Ethan was still confused and wondered if the church was making a profit on the law of chastity, also. He now understood the law of tithing and how it benefited the church, which is why he became determined, in that moment, never to pay tithing again, and wished he understood the law of chastity better, just enough to disregard it with the same disdain he now had for tithing, so that he could become equally determined to have sex with every willing woman he could get his hands on. But he knew nobody could explain it properly, otherwise every young man in the church would be having sex with every willing woman they could get their hands on. Ethan sat morose in the dental chair, shifting uncomfortably, agonizing over inscrutable church doctrine that he would somehow have to teach other people as a missionary. “Aren’t religions supposed to be nonprofit organizations?”
The bishop let out a lusty, curtailed laugh, trailing off to a light snigger. “Don’t they teach you about capitalism in school?”
“Does the government tax the church on all its profits?” Ethan asked, sincerely trying to fully understand tithing to strengthen his resolve never to pay it again. “Nobody goes after money owed like the government. Except maybe the mafia. And the church.”
“Why would the government tax the church on all the profit it makes?” the bishop asked in befuddled amusement. “The church is a nonprofit organization.”
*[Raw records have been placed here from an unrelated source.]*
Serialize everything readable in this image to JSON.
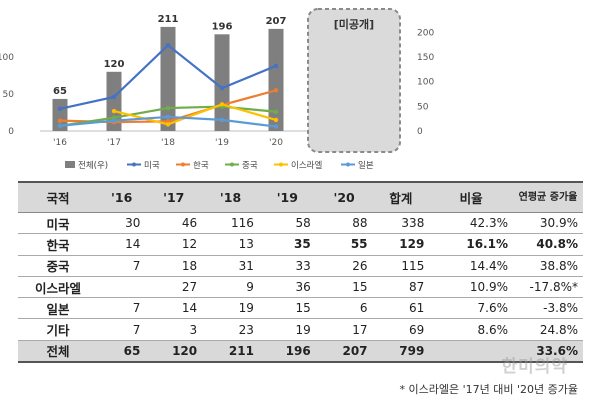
{
  "chart_data": {
    "type": "bar",
    "categories": [
      "'16",
      "'17",
      "'18",
      "'19",
      "'20"
    ],
    "bar_series": {
      "name": "전체(우)",
      "values": [
        65,
        120,
        211,
        196,
        207
      ],
      "color": "#7f7f7f"
    },
    "series": [
      {
        "name": "미국",
        "values": [
          30,
          46,
          116,
          58,
          88
        ],
        "color": "#4472c4"
      },
      {
        "name": "한국",
        "values": [
          14,
          12,
          13,
          35,
          55
        ],
        "color": "#ed7d31"
      },
      {
        "name": "중국",
        "values": [
          7,
          18,
          31,
          33,
          26
        ],
        "color": "#70ad47"
      },
      {
        "name": "이스라엘",
        "values": [
          null,
          27,
          9,
          36,
          15
        ],
        "color": "#ffc000"
      },
      {
        "name": "일본",
        "values": [
          7,
          14,
          19,
          15,
          6
        ],
        "color": "#5b9bd5"
      }
    ],
    "left_ticks": [
      "0",
      "50",
      "100"
    ],
    "right_ticks": [
      "0",
      "50",
      "100",
      "150",
      "200"
    ],
    "ylim_left": [
      0,
      150
    ],
    "ylim_right": [
      0,
      225
    ],
    "overlay_label": "[미공개]",
    "legend_position": "bottom"
  },
  "table": {
    "headers": [
      "국적",
      "'16",
      "'17",
      "'18",
      "'19",
      "'20",
      "합계",
      "비율",
      "연평균 증가율"
    ],
    "rows": [
      {
        "cat": "미국",
        "vals": [
          "30",
          "46",
          "116",
          "58",
          "88",
          "338",
          "42.3%",
          "30.9%"
        ],
        "bold": false
      },
      {
        "cat": "한국",
        "vals": [
          "14",
          "12",
          "13",
          "35",
          "55",
          "129",
          "16.1%",
          "40.8%"
        ],
        "bold": true
      },
      {
        "cat": "중국",
        "vals": [
          "7",
          "18",
          "31",
          "33",
          "26",
          "115",
          "14.4%",
          "38.8%"
        ],
        "bold": false
      },
      {
        "cat": "이스라엘",
        "vals": [
          "",
          "27",
          "9",
          "36",
          "15",
          "87",
          "10.9%",
          "-17.8%*"
        ],
        "bold": false
      },
      {
        "cat": "일본",
        "vals": [
          "7",
          "14",
          "19",
          "15",
          "6",
          "61",
          "7.6%",
          "-3.8%"
        ],
        "bold": false
      },
      {
        "cat": "기타",
        "vals": [
          "7",
          "3",
          "23",
          "19",
          "17",
          "69",
          "8.6%",
          "24.8%"
        ],
        "bold": false
      },
      {
        "cat": "전체",
        "vals": [
          "65",
          "120",
          "211",
          "196",
          "207",
          "799",
          "",
          "33.6%"
        ],
        "bold": false
      }
    ]
  },
  "footnote": "* 이스라엘은 '17년 대비 '20년 증가율",
  "watermark": "한미의약"
}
Ethan became incensed. How could the church be this greedy? “Why don’t we get any of the profit? It’s our money.”
“Was our money until we gave it to the church. The church would go bankrupt if they gave us all a piece of the profit. That’s just bad business.”
“We should get something.”
“We do get something,” the bishop opened his arms broadly and with reverential flair, as if delivering a door prize. “A golden ticket into heaven,” he explained gracefully, bolstered by a feeble simper.
Ethan sneered in guarded vehemence. “I’d prefer the money.”
“Well, that’s just being greedy, Ethan.”